Todd Fryhover, president of the Washington Apple Commission, is concerned about a possible decrease in federal funding for export promotions.
Photo by Geraldine Warner
Since generic apple promotions in the U.S. market are a thing of the past, export markets seem to offer better opportunities for selling more apples, Washington Apple Commission President Todd Fryhover says.
“Right now, it doesn’t appear to me that there’s anyone out there building demand and increasing consumption domestically,” he said. “So, I would agree that export markets provide the only viable alternative.”
Since the Apple Commission stopped domestic promotions in 2004, marketers have stepped in to promote their own brands with retailers. But the industry still largely depends on the Apple Commission to build the apple category in markets overseas.
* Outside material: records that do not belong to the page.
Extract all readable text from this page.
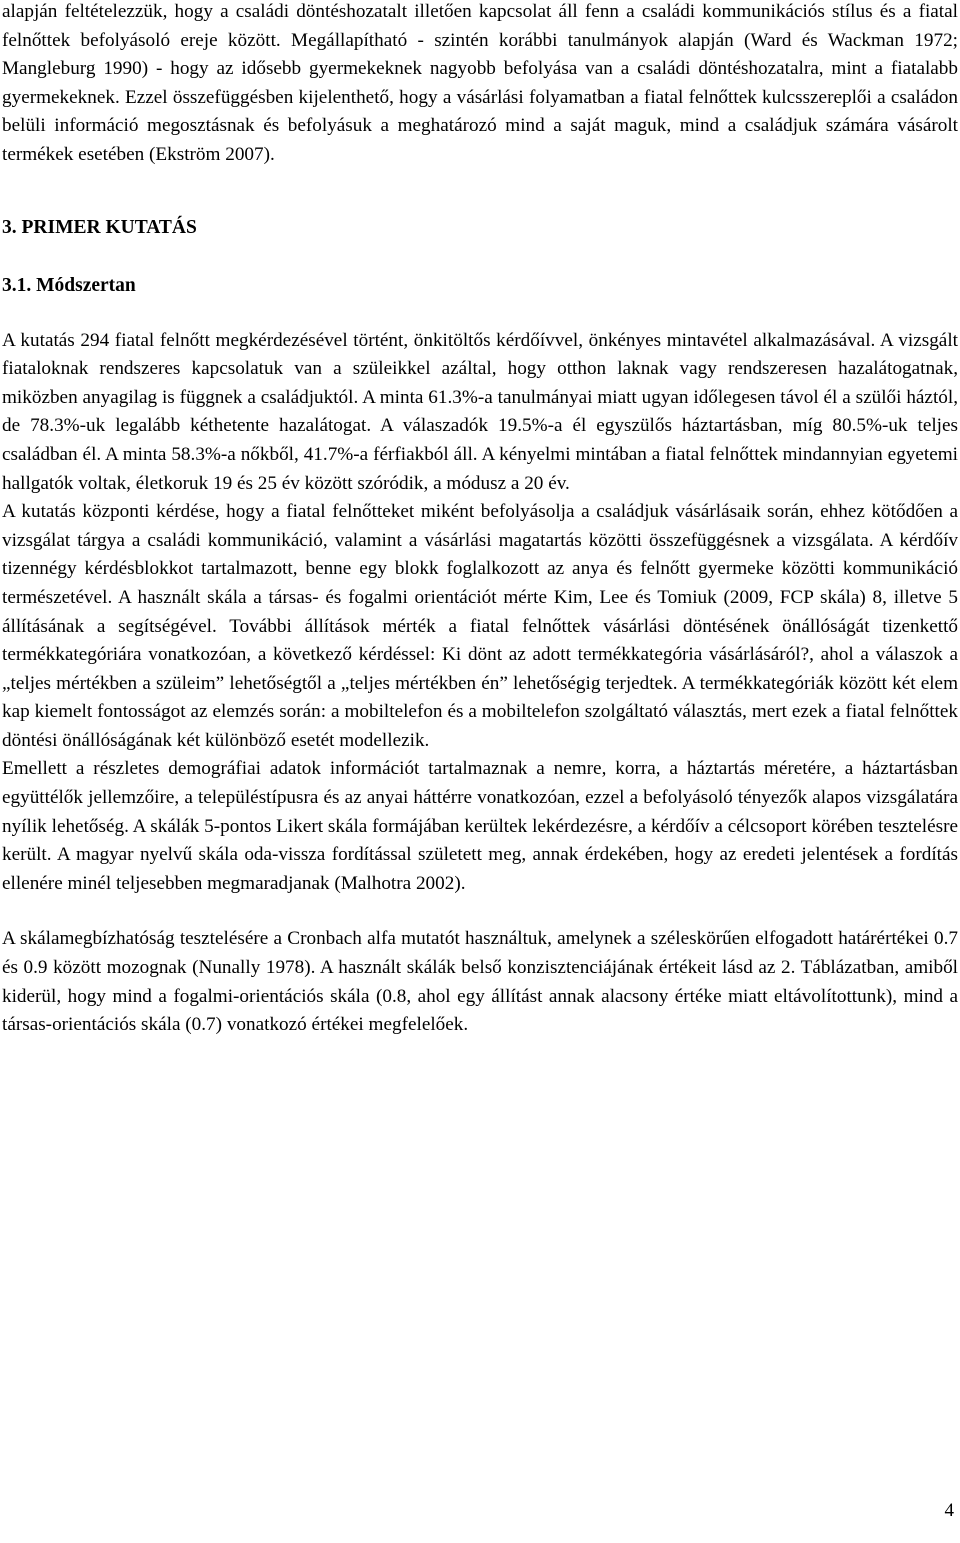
alapján feltételezzük, hogy a családi döntéshozatalt illetően kapcsolat áll fenn a családi kommunikációs stílus és a fiatal felnőttek befolyásoló ereje között. Megállapítható - szintén korábbi tanulmányok alapján (Ward és Wackman 1972; Mangleburg 1990) - hogy az idősebb gyermekeknek nagyobb befolyása van a családi döntéshozatalra, mint a fiatalabb gyermekeknek. Ezzel összefüggésben kijelenthető, hogy a vásárlási folyamatban a fiatal felnőttek kulcsszereplői a családon belüli információ megosztásnak és befolyásuk a meghatározó mind a saját maguk, mind a családjuk számára vásárolt termékek esetében (Ekström 2007).

3. PRIMER KUTATÁS
3.1. Módszertan

A kutatás 294 fiatal felnőtt megkérdezésével történt, önkitöltős kérdőívvel, önkényes mintavétel alkalmazásával. A vizsgált fiataloknak rendszeres kapcsolatuk van a szüleikkel azáltal, hogy otthon laknak vagy rendszeresen hazalátogatnak, miközben anyagilag is függnek a családjuktól. A minta 61.3%-a tanulmányai miatt ugyan időlegesen távol él a szülői háztól, de 78.3%-uk legalább kéthetente hazalátogat. A válaszadók 19.5%-a él egyszülős háztartásban, míg 80.5%-uk teljes családban él. A minta 58.3%-a nőkből, 41.7%-a férfiakból áll. A kényelmi mintában a fiatal felnőttek mindannyian egyetemi hallgatók voltak, életkoruk 19 és 25 év között szóródik, a módusz a 20 év.

A kutatás központi kérdése, hogy a fiatal felnőtteket miként befolyásolja a családjuk vásárlásaik során, ehhez kötődően a vizsgálat tárgya a családi kommunikáció, valamint a vásárlási magatartás közötti összefüggésnek a vizsgálata. A kérdőív tizennégy kérdésblokkot tartalmazott, benne egy blokk foglalkozott az anya és felnőtt gyermeke közötti kommunikáció természetével. A használt skála a társas- és fogalmi orientációt mérte Kim, Lee és Tomiuk (2009, FCP skála) 8, illetve 5 állításának a segítségével. További állítások mérték a fiatal felnőttek vásárlási döntésének önállóságát tizenkettő termékkategóriára vonatkozóan, a következő kérdéssel: Ki dönt az adott termékkategória vásárlásáról?, ahol a válaszok a „teljes mértékben a szüleim” lehetőségtől a „teljes mértékben én” lehetőségig terjedtek. A termékkategóriák között két elem kap kiemelt fontosságot az elemzés során: a mobiltelefon és a mobiltelefon szolgáltató választás, mert ezek a fiatal felnőttek döntési önállóságának két különböző esetét modellezik.

Emellett a részletes demográfiai adatok információt tartalmaznak a nemre, korra, a háztartás méretére, a háztartásban együttélők jellemzőire, a településtípusra és az anyai háttérre vonatkozóan, ezzel a befolyásoló tényezők alapos vizsgálatára nyílik lehetőség. A skálák 5-pontos Likert skála formájában kerültek lekérdezésre, a kérdőív a célcsoport körében tesztelésre került. A magyar nyelvű skála oda-vissza fordítással született meg, annak érdekében, hogy az eredeti jelentések a fordítás ellenére minél teljesebben megmaradjanak (Malhotra 2002).

A skálamegbízhatóság tesztelésére a Cronbach alfa mutatót használtuk, amelynek a széleskörűen elfogadott határértékei 0.7 és 0.9 között mozognak (Nunally 1978). A használt skálák belső konzisztenciájának értékeit lásd az 2. Táblázatban, amiből kiderül, hogy mind a fogalmi-orientációs skála (0.8, ahol egy állítást annak alacsony értéke miatt eltávolítottunk), mind a társas-orientációs skála (0.7) vonatkozó értékei megfelelőek.

4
Fryhover said there are three types of export markets: mature, emerging, and growth. Mature markets include Canada, the United Kingdom, and Taiwan, which are similar to the U.S. market in that consumers have a wide choice of fresh produce year round and it would be difficult to increase apple sales further.
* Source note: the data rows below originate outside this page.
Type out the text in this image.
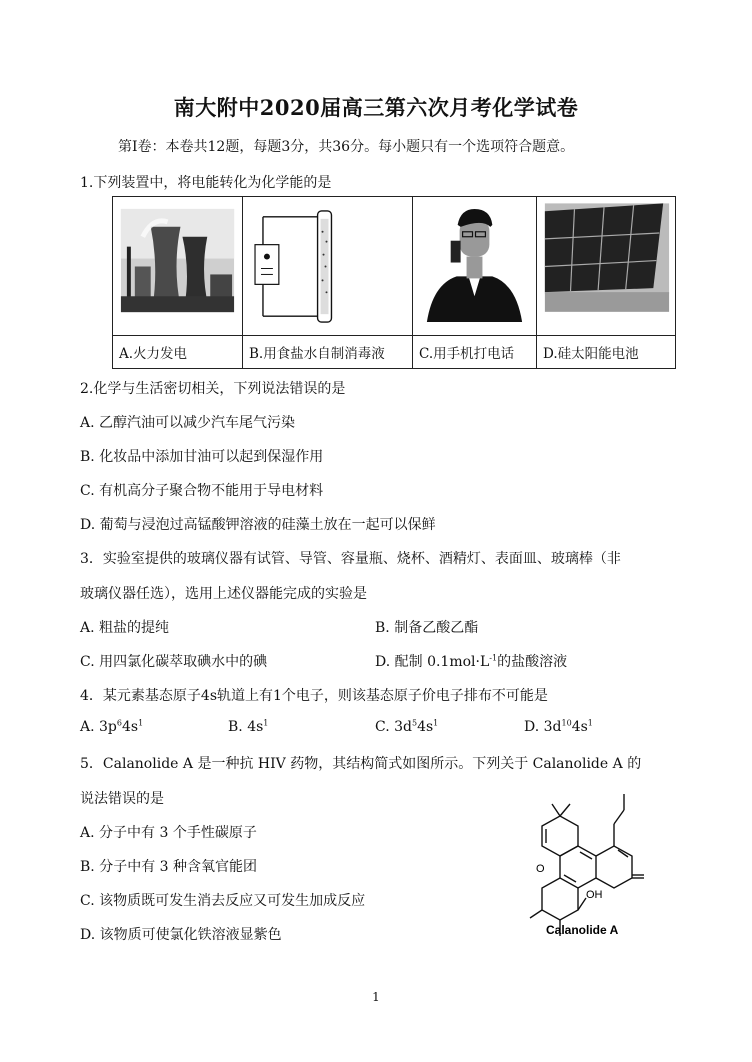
南大附中2020届高三第六次月考化学试卷
第Ⅰ卷：本卷共12题，每题3分，共36分。每小题只有一个选项符合题意。
1.下列装置中，将电能转化为化学能的是

A.火力发电	B.用食盐水自制消毒液	C.用手机打电话	D.硅太阳能电池
2.化学与生活密切相关，下列说法错误的是
A. 乙醇汽油可以减少汽车尾气污染
B. 化妆品中添加甘油可以起到保湿作用
C. 有机高分子聚合物不能用于导电材料
D. 葡萄与浸泡过高锰酸钾溶液的硅藻土放在一起可以保鲜
3．实验室提供的玻璃仪器有试管、导管、容量瓶、烧杯、酒精灯、表面皿、玻璃棒（非
玻璃仪器任选），选用上述仪器能完成的实验是
A. 粗盐的提纯	B. 制备乙酸乙酯
C. 用四氯化碳萃取碘水中的碘	D. 配制 $0.1mol\cdot L^{-1}$的盐酸溶液
4．某元素基态原子4s轨道上有1个电子，则该基态原子价电子排布不可能是
A. $3p^64s^1$	B. $4s^1$	C. $3d^54s^1$	D. $3d^{10}4s^1$
5．Calanolide A 是一种抗 HIV 药物，其结构简式如图所示。下列关于 Calanolide A 的
说法错误的是
A. 分子中有 3 个手性碳原子
B. 分子中有 3 种含氧官能团
C. 该物质既可发生消去反应又可发生加成反应
D. 该物质可使氯化铁溶液显紫色
O
OH
Calanolide A
1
Emerging markets, such as Vietnam, Indonesia, India, and China, are where the real opportunities lie, Fryhover believes. India has 1.2 billion people and the potential for its middle class to grow by a couple of hundred million people. Those are the people who can afford to buy Washington apples, even though they are subject to a 50 percent duty. Other possibilities are South Africa, which took its first shipment of U.S. apples two years ago, and Australia, which recently opened to Chinese apples, but not yet to U.S. apples.
“There’s no stone too small to be overturned,” Fryhover said, “because if our crop does go to 120 million boxes, which everyone thinks it can, we can’t afford to not look at every market.”
Those in the growth category are established markets where sales could increase by 5 to 10 percent annually. They are places where the United States has access, the Washington brand is established, and consumers just need to be convinced to buy more Washington apples.
Dr. Des O’Rourke, agricultural economist with Belrose, Inc., in Pullman, Washington, has explained that the commission’s budget is inadequate to take advantage of opportunities overseas.
The commission collects an assessment of 3.5 cents per box, but the equivalent of 1.0 cent per box is passed on to the U.S. Apple Association and 0.5 cent to the Northwest Horticultural Council. It receives funding of about $4.6 million from the federal Market Access Program, bringing the total available to spend on export promotions to around $6 million.
The MAP funding comes with many strings attached and is dependent on the growers providing funding through the assessment, too. MAP funds are more likely to shrink than grow, given the current focus in the U.S. Congress on cutting spending, Fryhover noted, and it might even be eliminated. And an assessment increase would be a long shot, too.
In 2007, before Fryhover was president, the commission ran a referendum asking growers for an increase of 1 cent per box in the assessment. It required 66 percent of the growers, representing at least 66 percent of the acreage, to vote yes in order to pass. Just under 59 percent of the growers, representing 62 percent of the acreage, voted in favor, so the measure failed. Fryhover said the proportion of ballots returned was very low at under 20 percent.
With the effects of the recession and Washington State University running a major fundraising campaign, the outlook today seems no more favorable.
“The board of directors is not entertaining the idea of an assessment increase,” Fryhover said. “It’s not on the table for discussion.”
But Fryhover said he agreed with O’Rourke that a $2 billion industry, which relies on a third of its fruit going overseas in order to maintain overall profitability, needs to leverage its resources to build demand for Washington apples overseas.
“I’m not saying we need to double our assessment or triple our assessment or anything of that nature,” he said. “It’s going to be a gradual path. We just need to be realistic about the future and try to get the best estimates about what’s going to happen politically with the MAP program and be progressive rather than reactive.”
Fryhover said the U.S. Congress could help boost exports by approving free trade agreements. While the European Union is aggressively pursuing agreements, and has signed one with Colombia, the United States’s free trade agreement with Colombia, signed in 2006, has yet to be approved by Congress. As a result, U.S. apples still face a 15 percent tariff in that country.
The European Union has also signed a free trade agreement with Egypt where U.S. apples still face a 20 percent tariff.
Fryhover urged growers to be more involved in industry affairs and to contact Washington’s congressional representatives. “You have to have a voice,” he said. “We’re in a very competitive business. This is a world business.”